L'électrification des usages, c'est-à-dire remplacer progressivement les chaudières à gaz par des pompes à chaleur et les moteurs thermiques par des véhicules électriques, est la voie la plus directe pour exploiter cet avantage. Selon RTE, cette électrification accuse précisément un retard préoccupant. Le développement des énergies renouvelables progresse, mais reste en deçà des trajectoires nécessaires pour 2030.

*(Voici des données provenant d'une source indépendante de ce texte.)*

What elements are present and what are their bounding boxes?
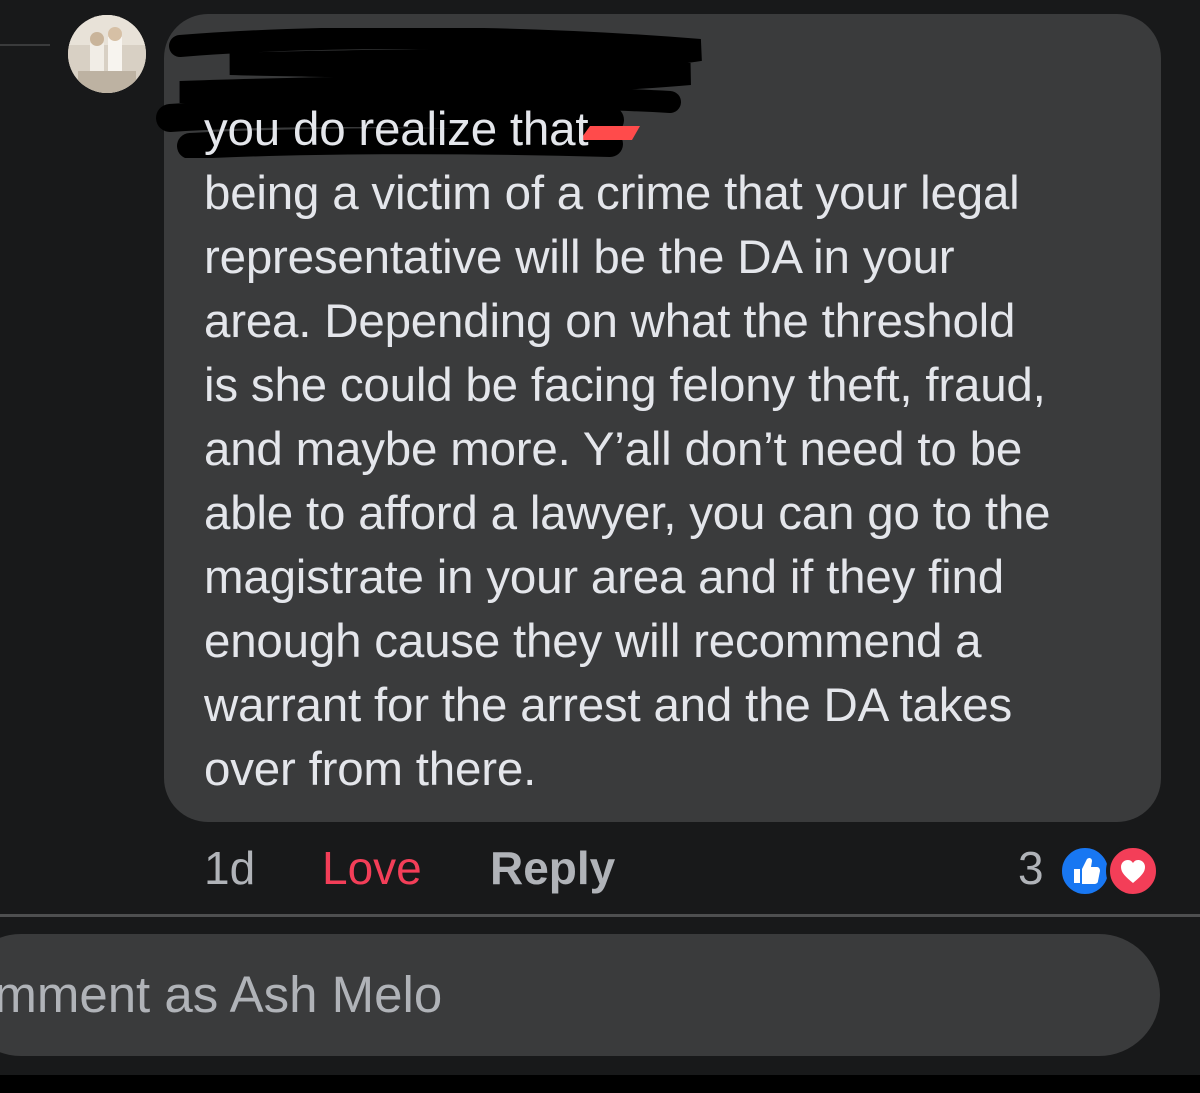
thread-line <box>0 44 50 46</box>
like-icon[interactable] <box>1058 844 1112 898</box>
comment-timestamp[interactable]: 1d <box>204 838 255 898</box>
love-reaction-button[interactable]: Love <box>322 838 422 898</box>
bottom-bar <box>0 1075 1200 1093</box>
reaction-count[interactable]: 3 <box>1018 838 1044 898</box>
comment-input-placeholder: omment as Ash Melo <box>0 966 443 1023</box>
section-divider <box>0 914 1200 917</box>
commenter-avatar[interactable] <box>68 15 146 93</box>
comment-text: you do realize that being a victim of a … <box>204 103 1051 796</box>
love-icon[interactable] <box>1106 844 1160 898</box>
avatar-photo <box>68 15 146 93</box>
comment-actions: 1d Love Reply 3 <box>0 838 1200 898</box>
reply-button[interactable]: Reply <box>490 838 615 898</box>
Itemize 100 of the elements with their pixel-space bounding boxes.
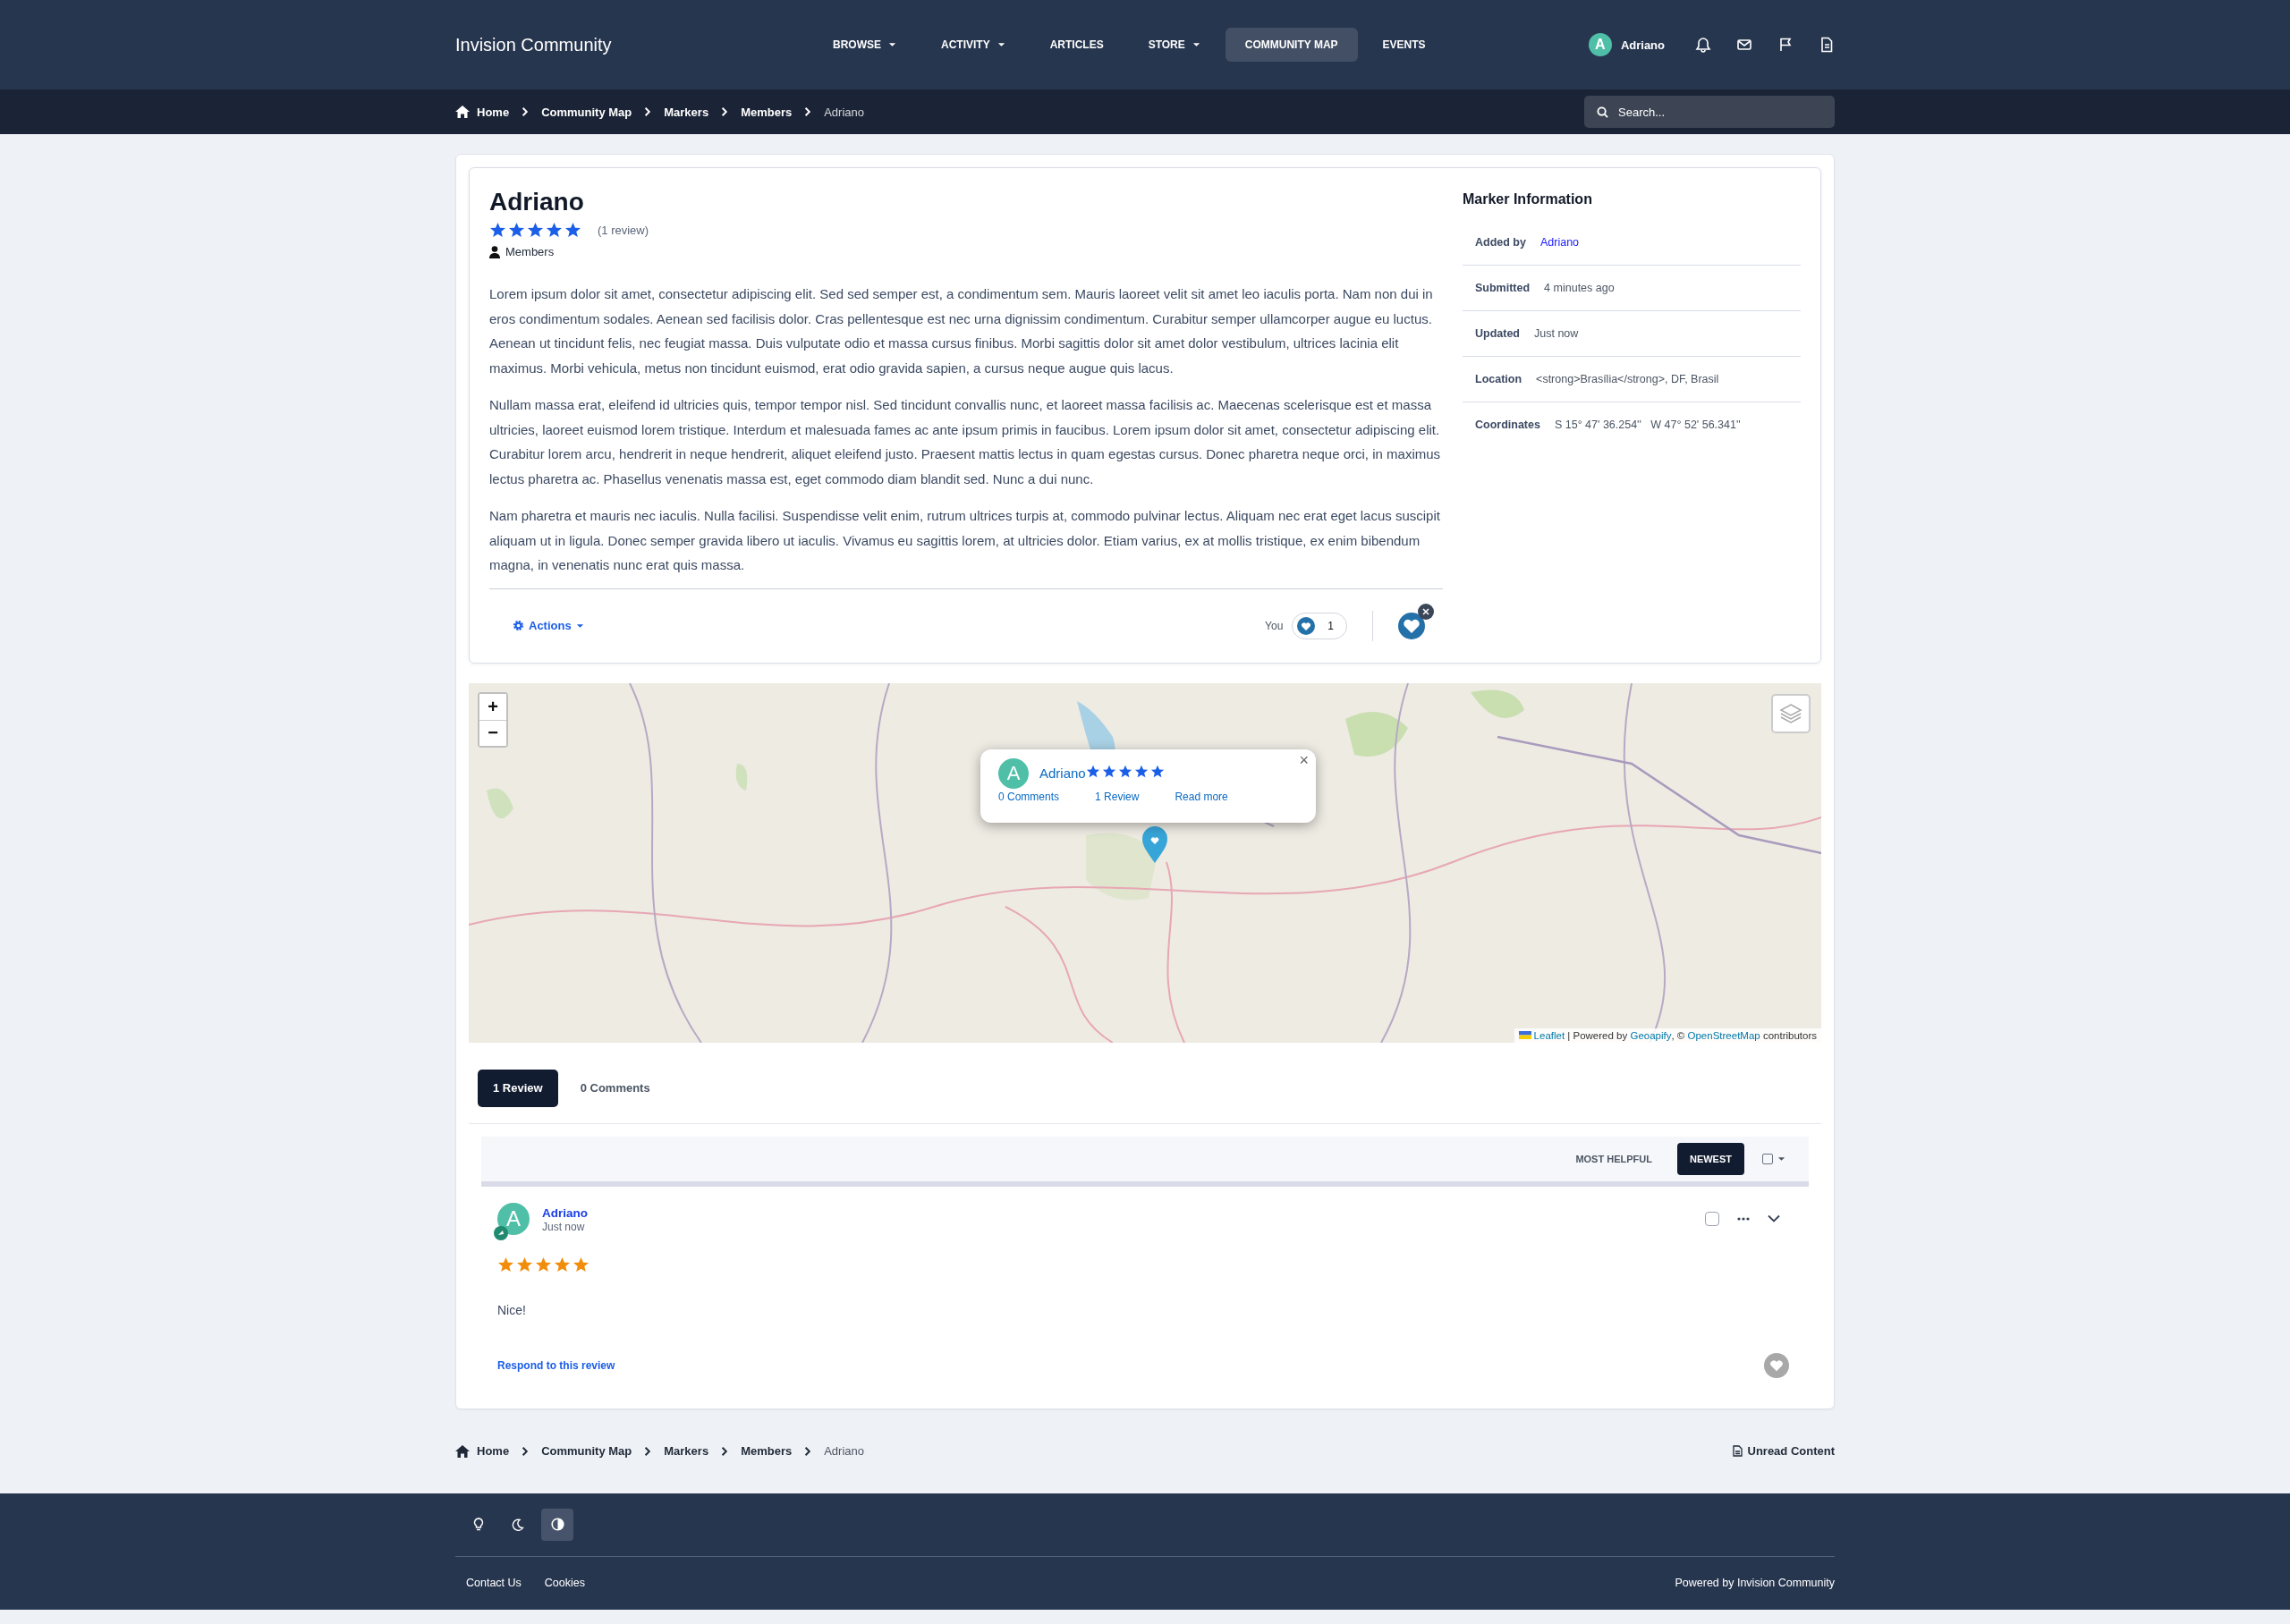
filled-star-icon	[489, 222, 506, 238]
footer-link[interactable]: Cookies	[544, 1576, 585, 1589]
author-link[interactable]: Adriano	[1539, 236, 1580, 249]
info-value: Just now	[1534, 327, 1579, 340]
breadcrumb-link[interactable]: Members	[741, 105, 793, 119]
nav-tab[interactable]: BROWSE	[813, 28, 916, 62]
more-options-icon[interactable]	[1737, 1216, 1750, 1221]
popup-link[interactable]: Read more	[1175, 790, 1228, 803]
nav-tab[interactable]: STORE	[1128, 28, 1220, 62]
attribution-text: | Powered by	[1566, 1029, 1629, 1041]
filled-star-icon	[564, 222, 581, 238]
attribution-link[interactable]: OpenStreetMap	[1687, 1029, 1760, 1041]
popup-link[interactable]: 1 Review	[1095, 790, 1140, 803]
avatar: A	[998, 757, 1029, 789]
info-value: <strong>Brasília</strong>, DF, Brasil	[1536, 373, 1719, 385]
info-label: Updated	[1475, 327, 1520, 340]
breadcrumb-link[interactable]: Home	[455, 1444, 510, 1458]
attribution-link[interactable]: Leaflet	[1533, 1029, 1565, 1041]
filled-star-icon	[572, 1256, 589, 1273]
flag-icon	[1518, 1031, 1531, 1039]
zoom-out-button[interactable]: −	[479, 719, 506, 746]
bell-icon[interactable]	[1695, 37, 1711, 53]
respond-link[interactable]: Respond to this review	[497, 1358, 615, 1372]
nav-tab[interactable]: ARTICLES	[1030, 28, 1124, 62]
envelope-icon[interactable]	[1736, 37, 1752, 53]
footer-link[interactable]: Contact Us	[466, 1576, 522, 1589]
chevron-down-icon[interactable]	[1768, 1214, 1780, 1222]
actions-menu[interactable]: Actions	[507, 618, 589, 633]
review-text: Nice!	[497, 1302, 527, 1317]
nav-tab[interactable]: COMMUNITY MAP	[1225, 28, 1358, 62]
popup-link[interactable]: 0 Comments	[998, 790, 1060, 803]
filled-star-icon	[1101, 765, 1116, 778]
select-checkbox[interactable]	[1705, 1211, 1719, 1226]
filled-star-icon	[546, 222, 563, 238]
attribution-text: contributors	[1761, 1029, 1817, 1041]
review-count[interactable]: (1 review)	[598, 223, 649, 237]
heart-icon	[1403, 617, 1421, 634]
search-field[interactable]: Search...	[1584, 96, 1835, 128]
review-time: Just now	[542, 1220, 586, 1233]
reaction-count[interactable]: 1	[1292, 612, 1347, 639]
breadcrumb-link[interactable]: Members	[741, 1444, 793, 1458]
breadcrumb-link[interactable]: Community Map	[541, 105, 632, 119]
close-button[interactable]: ×	[1299, 750, 1309, 770]
breadcrumb-link[interactable]: Community Map	[541, 1444, 632, 1458]
remove-reaction-icon[interactable]	[1418, 603, 1434, 620]
nav-tab[interactable]: EVENTS	[1362, 28, 1446, 62]
panel-title: Marker Information	[1463, 191, 1593, 207]
document-icon	[1732, 1445, 1743, 1457]
powered-by-text: Powered by Invision Community	[1675, 1576, 1835, 1589]
sort-button[interactable]: NEWEST	[1676, 1142, 1744, 1175]
attribution-link[interactable]: Geoapify	[1630, 1029, 1672, 1041]
user-menu[interactable]: A Adriano	[1582, 32, 1670, 57]
gear-icon	[513, 620, 524, 631]
layers-icon	[1779, 702, 1802, 724]
breadcrumb-link[interactable]: Adriano	[824, 1444, 864, 1458]
nav-tab[interactable]: ACTIVITY	[921, 28, 1025, 62]
map-marker-icon[interactable]	[1141, 825, 1168, 864]
author-link[interactable]: Adriano	[1039, 765, 1086, 781]
unread-content-link[interactable]: Unread Content	[1732, 1444, 1835, 1458]
description-paragraph: Lorem ipsum dolor sit amet, consectetur adipiscing elit. Sed sed semper est, a condimentum sem. Mauris laoreet velit sit amet leo iaculis porta. Nam non dui in eros condimentum sodales. Aenean sed facilisis dolor. Cras pellentesque est nec urna dignissim condimentum. Curabitur semper ullamcorper augue eu luctus. Aenean ut tincidunt felis, nec feugiat massa. Duis vulputate odio et massa cursus finibus. Morbi sagittis dolor sit amet dolor vestibulum, ultrices lacinia elit maximus. Morbi vehicula, metus non tincidunt euismod, erat odio gravida sapien, a cursus neque augue quis lacus.	[489, 285, 1434, 377]
tab[interactable]: 0 Comments	[564, 1069, 666, 1107]
filled-star-icon	[535, 1256, 552, 1273]
breadcrumb-link[interactable]: Adriano	[824, 105, 864, 119]
search-icon	[1597, 106, 1608, 118]
reaction-user[interactable]: You	[1265, 619, 1284, 632]
category-label[interactable]: Members	[505, 245, 555, 258]
react-button[interactable]	[1398, 612, 1425, 639]
filled-star-icon	[1085, 765, 1100, 778]
info-label: Submitted	[1475, 282, 1531, 294]
tab[interactable]: 1 Review	[478, 1069, 558, 1107]
flag-icon[interactable]	[1777, 37, 1794, 53]
author-link[interactable]: Adriano	[542, 1205, 588, 1220]
home-icon	[455, 106, 470, 118]
info-label: Location	[1475, 373, 1522, 385]
info-value: S 15° 47' 36.254'' W 47° 52' 56.341''	[1554, 419, 1741, 431]
document-icon[interactable]	[1819, 37, 1835, 53]
filled-star-icon	[1133, 765, 1149, 778]
site-title[interactable]: Invision Community	[455, 34, 813, 55]
breadcrumb-link[interactable]: Markers	[664, 1444, 709, 1458]
filled-star-icon	[516, 1256, 533, 1273]
info-label: Added by	[1475, 236, 1526, 249]
filled-star-icon	[554, 1256, 571, 1273]
info-label: Coordinates	[1475, 419, 1540, 431]
filled-star-icon	[497, 1256, 514, 1273]
filled-star-icon	[508, 222, 525, 238]
caret-icon	[1777, 1155, 1785, 1162]
badge-icon	[494, 1225, 508, 1240]
description-paragraph: Nullam massa erat, eleifend id ultricies quis, tempor tempor nisl. Sed tincidunt convallis nunc, et laoreet massa facilisis ac. Maecenas scelerisque est et massa ultricies, laoreet euismod lorem tristique. Interdum et malesuada fames ac ante ipsum primis in faucibus. Lorem ipsum dolor sit amet, consectetur adipiscing elit. Curabitur lorem arcu, hendrerit in neque hendrerit, aliquet eleifend justo. Praesent mattis lectus in quam egestas cursus. Donec pharetra neque orci, in maximus lectus pharetra ac. Phasellus venenatis massa est, eget commodo diam blandit sed. Nunc a dui nunc.	[489, 396, 1442, 488]
filled-star-icon	[1149, 765, 1165, 778]
breadcrumb-link[interactable]: Markers	[664, 105, 709, 119]
filled-star-icon	[527, 222, 544, 238]
heart-icon	[1769, 1358, 1784, 1372]
person-icon	[489, 245, 500, 258]
breadcrumb-link[interactable]: Home	[455, 105, 510, 119]
contrast-icon[interactable]	[541, 1508, 573, 1541]
info-value: 4 minutes ago	[1544, 282, 1615, 294]
sort-button[interactable]: MOST HELPFUL	[1563, 1142, 1665, 1175]
home-icon	[455, 1444, 470, 1458]
attribution-text: , ©	[1671, 1029, 1686, 1041]
marker-title: Adriano	[489, 188, 585, 216]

Quatre chantiers sont identifiés comme prioritaires pour rattraper ce retard :
1) développer les filières industrielles stratégiques comme les batteries et l'hydrogène renouvelable,
2) accompagner les entreprises dans la substitution des fossiles par des énergies décarbonées,
3) déployer les infrastructures territoriales indispensables à la transition
4) renforcer l'intégration énergétique au niveau européen.
Sans accélération sur ces quatre fronts, la France risque de rester prisonnière d'une contradiction de moins en moins tenable puisqu’elle devra produire une électricité exemplaire tout en continuant de brûler des fossiles importés pour l'essentiel de ses besoins.